Updated

A mass grave holding the remains of thousands of Jews killed by the Nazis has been found in southern Ukraine near the site of what was once a concentration camp, a Jewish community representative said Tuesday.

The grave was found by chance last month when workers were preparing to lay gas pipelines in the village of Gvozdavka-1, near Odessa, said Roman Shvartsman, a spokesman for the regional Jewish community.

The Nazis established two ghettos during World War II near the village and brought Jews there from what is now Moldova as well as Ukrainian regions, Shvartsman said. In November 1941, they set up a concentration camp and killed about 5,000 Jews, he said.

"Several thousand Jews executed by the Nazis lie there," Shvartsman told The Associated Press.

Efraim Zuroff, director of the Israel office of the Simon Wiesenthal Center, said the finding was no surprise: "It underscores the enormous scope of the plans of annihilation of the Nazis and their collaborators in eastern Europe."

"The scope is enormous, the number of places where murders were carried out is very large and that is why even now at this point, so late after the events, graves are still being discovered," he added.

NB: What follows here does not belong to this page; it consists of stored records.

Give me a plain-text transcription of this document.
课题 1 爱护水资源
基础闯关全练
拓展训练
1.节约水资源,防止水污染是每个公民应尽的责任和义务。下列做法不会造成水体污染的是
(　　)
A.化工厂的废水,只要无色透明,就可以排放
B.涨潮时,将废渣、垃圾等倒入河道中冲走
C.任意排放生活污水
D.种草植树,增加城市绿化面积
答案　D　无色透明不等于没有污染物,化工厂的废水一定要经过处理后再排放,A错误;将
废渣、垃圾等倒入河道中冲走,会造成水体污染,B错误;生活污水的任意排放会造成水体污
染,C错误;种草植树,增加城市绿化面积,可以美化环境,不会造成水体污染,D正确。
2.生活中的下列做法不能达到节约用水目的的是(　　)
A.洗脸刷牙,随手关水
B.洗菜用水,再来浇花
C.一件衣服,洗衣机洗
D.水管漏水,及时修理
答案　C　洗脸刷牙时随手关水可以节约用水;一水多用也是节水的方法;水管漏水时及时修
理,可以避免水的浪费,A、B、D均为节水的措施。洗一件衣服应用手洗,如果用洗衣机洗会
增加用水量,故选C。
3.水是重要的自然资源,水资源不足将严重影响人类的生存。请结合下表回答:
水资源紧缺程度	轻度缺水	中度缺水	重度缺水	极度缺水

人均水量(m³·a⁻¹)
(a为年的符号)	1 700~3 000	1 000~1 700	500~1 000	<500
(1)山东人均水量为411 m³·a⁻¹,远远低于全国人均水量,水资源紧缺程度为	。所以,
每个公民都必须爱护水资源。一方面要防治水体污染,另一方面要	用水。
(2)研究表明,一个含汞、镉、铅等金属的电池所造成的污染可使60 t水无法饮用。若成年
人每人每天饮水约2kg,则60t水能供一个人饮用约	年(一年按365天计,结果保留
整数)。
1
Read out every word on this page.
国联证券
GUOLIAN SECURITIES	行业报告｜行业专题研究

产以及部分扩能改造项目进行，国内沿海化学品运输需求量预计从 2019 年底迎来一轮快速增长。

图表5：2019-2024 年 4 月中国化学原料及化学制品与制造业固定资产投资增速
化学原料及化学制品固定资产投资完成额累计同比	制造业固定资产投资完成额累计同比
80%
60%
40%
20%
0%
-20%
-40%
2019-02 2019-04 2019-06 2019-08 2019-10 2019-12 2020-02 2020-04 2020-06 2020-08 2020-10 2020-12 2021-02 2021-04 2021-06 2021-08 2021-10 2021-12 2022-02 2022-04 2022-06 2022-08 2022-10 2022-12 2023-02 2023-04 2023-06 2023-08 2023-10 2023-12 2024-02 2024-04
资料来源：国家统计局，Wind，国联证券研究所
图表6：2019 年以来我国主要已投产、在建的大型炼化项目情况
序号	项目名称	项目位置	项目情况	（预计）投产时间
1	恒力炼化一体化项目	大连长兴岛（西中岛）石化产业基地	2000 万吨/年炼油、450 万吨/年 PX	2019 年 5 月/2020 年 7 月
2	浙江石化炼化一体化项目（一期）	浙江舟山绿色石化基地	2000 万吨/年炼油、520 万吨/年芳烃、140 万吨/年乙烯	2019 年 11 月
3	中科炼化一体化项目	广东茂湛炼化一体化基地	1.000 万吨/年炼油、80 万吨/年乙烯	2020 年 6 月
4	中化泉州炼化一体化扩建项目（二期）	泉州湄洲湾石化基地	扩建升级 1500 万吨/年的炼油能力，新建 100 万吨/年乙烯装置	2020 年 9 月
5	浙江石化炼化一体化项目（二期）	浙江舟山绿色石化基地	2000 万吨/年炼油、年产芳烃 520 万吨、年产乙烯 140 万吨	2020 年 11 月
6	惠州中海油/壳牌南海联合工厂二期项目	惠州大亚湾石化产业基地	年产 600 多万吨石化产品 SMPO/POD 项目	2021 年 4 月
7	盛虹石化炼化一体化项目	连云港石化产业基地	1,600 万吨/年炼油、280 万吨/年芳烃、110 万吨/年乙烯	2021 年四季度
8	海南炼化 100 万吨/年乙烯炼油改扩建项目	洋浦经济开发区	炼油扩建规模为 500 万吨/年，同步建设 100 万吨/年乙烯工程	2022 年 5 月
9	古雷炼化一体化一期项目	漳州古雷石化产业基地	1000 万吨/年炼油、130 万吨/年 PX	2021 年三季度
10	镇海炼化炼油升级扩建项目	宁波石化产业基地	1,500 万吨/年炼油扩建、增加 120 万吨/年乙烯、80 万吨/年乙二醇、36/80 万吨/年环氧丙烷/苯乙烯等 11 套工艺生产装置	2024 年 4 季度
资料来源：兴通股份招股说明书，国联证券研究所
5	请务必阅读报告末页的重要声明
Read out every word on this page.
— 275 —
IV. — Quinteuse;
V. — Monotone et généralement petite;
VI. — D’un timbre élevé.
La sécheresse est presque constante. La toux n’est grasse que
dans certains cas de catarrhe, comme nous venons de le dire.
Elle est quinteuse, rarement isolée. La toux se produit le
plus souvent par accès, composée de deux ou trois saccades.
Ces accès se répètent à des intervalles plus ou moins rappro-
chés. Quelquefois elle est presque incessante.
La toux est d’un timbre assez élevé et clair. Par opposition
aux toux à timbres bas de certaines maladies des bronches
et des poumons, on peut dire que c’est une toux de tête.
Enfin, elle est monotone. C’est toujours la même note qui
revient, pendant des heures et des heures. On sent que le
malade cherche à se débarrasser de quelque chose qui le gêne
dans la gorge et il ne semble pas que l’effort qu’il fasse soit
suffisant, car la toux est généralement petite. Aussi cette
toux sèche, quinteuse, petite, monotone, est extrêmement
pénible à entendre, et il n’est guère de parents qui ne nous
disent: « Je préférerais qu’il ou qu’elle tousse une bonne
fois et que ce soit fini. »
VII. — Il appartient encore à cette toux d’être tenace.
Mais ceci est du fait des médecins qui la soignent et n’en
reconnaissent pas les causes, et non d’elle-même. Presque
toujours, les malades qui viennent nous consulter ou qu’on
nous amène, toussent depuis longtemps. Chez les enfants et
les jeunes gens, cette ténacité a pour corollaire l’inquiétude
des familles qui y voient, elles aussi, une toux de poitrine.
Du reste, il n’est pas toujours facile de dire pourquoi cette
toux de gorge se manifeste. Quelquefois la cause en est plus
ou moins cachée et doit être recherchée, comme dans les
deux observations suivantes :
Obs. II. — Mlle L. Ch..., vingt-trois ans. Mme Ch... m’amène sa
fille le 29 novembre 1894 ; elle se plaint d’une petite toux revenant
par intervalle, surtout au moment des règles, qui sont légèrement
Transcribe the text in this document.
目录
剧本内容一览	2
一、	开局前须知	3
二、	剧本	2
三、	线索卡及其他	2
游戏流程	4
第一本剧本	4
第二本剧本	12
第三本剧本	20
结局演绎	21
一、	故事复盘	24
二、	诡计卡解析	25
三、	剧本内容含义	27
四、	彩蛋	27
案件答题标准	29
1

Yitzhak Arad, a Holocaust scholar and a former director of the Yad Vashem Holocaust Museum, said his research indicated some 28,000 Jews were gathered in the area from surrounding towns. He said 10,000 of those died at a rate of around 500 people a day.

Shvartsman said that Jewish community knew about the mass killing but did not know where the bodies were located.

Anatoly Podolsky, director of the Ukrainian Center for Holocaust Studies, said there are believed to be some 250-350 mass grave sites from the Nazi occupation, during which some 1.5 million Ukrainian Jews are believed to have been killed — including those massacred near their homes and those deported to camps elsewhere. He said most of the site have been discovered, many of them since the Soviet collapse of 1991, but others have not.

"Ukraine was an enormous killing field, hundreds of thousands of Jews were murdered and the entire region is literally filled with hundreds of mass graves," Zuroff said.

Ilia Levitas, the head of Ukraine's Jewish Council, put the number of mass Jewish graves in the country at over 700 and said more than 100 are without monuments to the victims.

According to Shvartsman, the names of 93 Jews killed at the Gvozsdavka-1 site have been established. He said Jewish community members plan to conduct studies at the site to identify more victims.

"We must figure out their names. It is our debt before victims and survivors," he said.

Odessa's chief rabbi, Shlomo Baksht, hopes to fence the site off and erect a monument to the victims by the end of the year.

Ukraine's Jewish population was devastated during the Holocaust. Babi Yar, a ravine outside the capital Kiev where the Nazis slaughtered some 34,000 Jews over two days in September 1941, is a powerful symbol of the tragedy.

About 240,000 Jews were killed by the Nazis in the Odessa region, according to Shvartsman. He said a mass grave with remains of about 3,500 Jews was found in the region last year.